I wholeheartedly support the cause: health and wellbeing in buildings should be a topic not only for O&M manuals but for everyone’s understanding.
While there is no legislation behind this badge, there is an economic incentive for occupiers to adopt it. After reviewing the requirements, I believe this certification will be a valuable means of helping occupiers and owners – from retailers to offices, leisure venues to schools – to reopen safely and effectively.
For those who are interested, the time to research and implement such a certification is now, while your spaces are out of use.
The good news is this certification focuses on building operation, meaning little if any physical alteration is required, and many measures are cost-effective to implement. However, occupiers and managers will need to get to grips with a few different elements.
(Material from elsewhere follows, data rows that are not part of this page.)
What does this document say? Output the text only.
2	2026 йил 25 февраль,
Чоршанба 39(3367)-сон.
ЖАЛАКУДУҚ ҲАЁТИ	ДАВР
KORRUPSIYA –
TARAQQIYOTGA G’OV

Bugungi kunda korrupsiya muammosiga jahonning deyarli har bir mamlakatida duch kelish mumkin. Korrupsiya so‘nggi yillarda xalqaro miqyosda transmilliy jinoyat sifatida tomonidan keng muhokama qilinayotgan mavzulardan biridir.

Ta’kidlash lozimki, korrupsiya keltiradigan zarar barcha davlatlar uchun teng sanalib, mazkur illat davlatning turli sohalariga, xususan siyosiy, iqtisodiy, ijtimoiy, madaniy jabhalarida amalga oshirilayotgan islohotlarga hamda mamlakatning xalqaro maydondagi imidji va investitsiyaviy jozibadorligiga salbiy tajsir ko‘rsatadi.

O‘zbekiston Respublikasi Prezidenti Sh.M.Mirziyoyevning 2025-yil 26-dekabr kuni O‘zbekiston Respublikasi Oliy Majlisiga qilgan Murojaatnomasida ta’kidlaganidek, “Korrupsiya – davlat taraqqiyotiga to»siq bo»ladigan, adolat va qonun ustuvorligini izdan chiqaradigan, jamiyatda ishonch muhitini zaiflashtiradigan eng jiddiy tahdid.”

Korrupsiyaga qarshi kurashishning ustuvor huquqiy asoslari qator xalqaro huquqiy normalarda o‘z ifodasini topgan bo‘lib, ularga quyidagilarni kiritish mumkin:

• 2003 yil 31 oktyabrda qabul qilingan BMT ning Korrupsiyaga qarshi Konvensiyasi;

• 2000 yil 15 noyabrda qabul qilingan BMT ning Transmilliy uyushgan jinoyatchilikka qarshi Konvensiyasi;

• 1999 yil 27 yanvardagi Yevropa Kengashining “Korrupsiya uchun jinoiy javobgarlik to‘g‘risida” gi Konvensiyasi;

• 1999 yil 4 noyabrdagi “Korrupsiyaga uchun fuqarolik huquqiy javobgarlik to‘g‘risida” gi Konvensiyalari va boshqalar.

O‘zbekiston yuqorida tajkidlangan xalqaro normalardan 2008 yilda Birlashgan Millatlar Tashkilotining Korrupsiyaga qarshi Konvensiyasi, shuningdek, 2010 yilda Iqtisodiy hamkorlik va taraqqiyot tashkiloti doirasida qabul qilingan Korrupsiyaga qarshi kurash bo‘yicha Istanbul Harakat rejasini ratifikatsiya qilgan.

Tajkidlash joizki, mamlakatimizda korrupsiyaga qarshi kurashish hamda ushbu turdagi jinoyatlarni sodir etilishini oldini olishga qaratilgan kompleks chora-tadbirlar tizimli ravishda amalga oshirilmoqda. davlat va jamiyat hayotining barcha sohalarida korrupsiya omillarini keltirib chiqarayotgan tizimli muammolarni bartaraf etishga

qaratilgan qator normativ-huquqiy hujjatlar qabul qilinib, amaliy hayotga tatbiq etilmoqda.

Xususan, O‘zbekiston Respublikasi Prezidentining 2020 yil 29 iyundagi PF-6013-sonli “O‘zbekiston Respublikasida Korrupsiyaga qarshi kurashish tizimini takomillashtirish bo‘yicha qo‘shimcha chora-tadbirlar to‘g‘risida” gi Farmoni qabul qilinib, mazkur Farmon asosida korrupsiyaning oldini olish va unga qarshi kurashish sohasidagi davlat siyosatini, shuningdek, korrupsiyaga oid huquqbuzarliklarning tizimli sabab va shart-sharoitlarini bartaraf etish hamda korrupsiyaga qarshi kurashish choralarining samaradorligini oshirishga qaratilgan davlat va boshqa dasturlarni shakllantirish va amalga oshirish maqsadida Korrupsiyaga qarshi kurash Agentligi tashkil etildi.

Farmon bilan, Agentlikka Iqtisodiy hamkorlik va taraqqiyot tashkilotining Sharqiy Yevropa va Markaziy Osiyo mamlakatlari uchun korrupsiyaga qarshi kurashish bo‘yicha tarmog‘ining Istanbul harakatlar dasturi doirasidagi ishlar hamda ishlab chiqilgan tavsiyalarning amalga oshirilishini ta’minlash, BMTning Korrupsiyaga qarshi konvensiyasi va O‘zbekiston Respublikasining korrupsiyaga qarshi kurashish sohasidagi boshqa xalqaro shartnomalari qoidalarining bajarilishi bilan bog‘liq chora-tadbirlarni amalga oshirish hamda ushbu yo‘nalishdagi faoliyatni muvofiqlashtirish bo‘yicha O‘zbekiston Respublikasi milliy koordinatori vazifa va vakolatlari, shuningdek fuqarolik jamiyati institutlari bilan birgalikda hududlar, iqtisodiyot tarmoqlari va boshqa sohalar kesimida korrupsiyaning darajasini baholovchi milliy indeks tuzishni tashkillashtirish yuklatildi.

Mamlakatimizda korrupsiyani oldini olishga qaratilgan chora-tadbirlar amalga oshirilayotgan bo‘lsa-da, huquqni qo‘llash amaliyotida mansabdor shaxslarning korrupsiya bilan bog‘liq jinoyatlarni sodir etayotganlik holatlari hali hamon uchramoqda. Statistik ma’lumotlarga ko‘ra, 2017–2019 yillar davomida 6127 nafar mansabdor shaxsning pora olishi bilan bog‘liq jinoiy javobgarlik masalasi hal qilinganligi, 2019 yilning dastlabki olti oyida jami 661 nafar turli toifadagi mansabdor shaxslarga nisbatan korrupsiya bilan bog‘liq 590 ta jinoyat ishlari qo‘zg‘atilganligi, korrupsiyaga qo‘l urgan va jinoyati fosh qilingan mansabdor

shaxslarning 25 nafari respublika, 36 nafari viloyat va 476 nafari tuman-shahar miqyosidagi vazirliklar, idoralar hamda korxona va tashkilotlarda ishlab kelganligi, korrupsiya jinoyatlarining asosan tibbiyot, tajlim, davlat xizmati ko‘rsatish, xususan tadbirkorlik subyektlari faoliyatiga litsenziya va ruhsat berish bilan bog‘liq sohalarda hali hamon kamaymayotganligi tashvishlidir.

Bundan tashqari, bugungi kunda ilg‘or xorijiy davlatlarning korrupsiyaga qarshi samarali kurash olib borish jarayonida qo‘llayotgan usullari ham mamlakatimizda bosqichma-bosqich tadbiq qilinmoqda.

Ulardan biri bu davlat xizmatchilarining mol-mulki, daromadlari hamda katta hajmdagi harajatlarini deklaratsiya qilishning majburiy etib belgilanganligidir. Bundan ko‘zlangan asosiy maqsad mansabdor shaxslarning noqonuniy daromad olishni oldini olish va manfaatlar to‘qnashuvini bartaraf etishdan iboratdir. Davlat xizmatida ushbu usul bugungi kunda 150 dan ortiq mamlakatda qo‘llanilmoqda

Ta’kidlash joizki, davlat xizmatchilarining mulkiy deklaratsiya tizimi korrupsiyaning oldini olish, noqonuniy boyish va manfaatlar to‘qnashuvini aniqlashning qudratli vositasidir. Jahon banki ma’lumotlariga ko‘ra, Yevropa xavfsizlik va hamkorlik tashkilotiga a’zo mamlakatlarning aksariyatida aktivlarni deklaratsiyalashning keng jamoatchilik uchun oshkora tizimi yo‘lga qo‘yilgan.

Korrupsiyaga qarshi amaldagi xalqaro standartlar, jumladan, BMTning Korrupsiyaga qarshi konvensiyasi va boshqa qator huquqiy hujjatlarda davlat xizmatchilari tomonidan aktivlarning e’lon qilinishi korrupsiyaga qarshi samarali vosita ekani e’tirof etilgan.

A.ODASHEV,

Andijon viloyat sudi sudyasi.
Air- and water-quality measurements can be undertaken cheaply, and that data can be shared with occupiers for transparency.
Health benefits, such as employee mental-health support, are increasingly standard practice, but also not hard to introduce. The requirements will require building managers and occupiers to get to grips with their contractors and supply chains to ensure effective cleaning regimens, and a better link with occupier HR teams to ensure organisational policies match up to the WELL requirements.
Specific measures are varied by type and size of space, but WELL Health-Safety heralds a more enlightened age of building occupiers where healthier buildings can support a healthier recovery all round.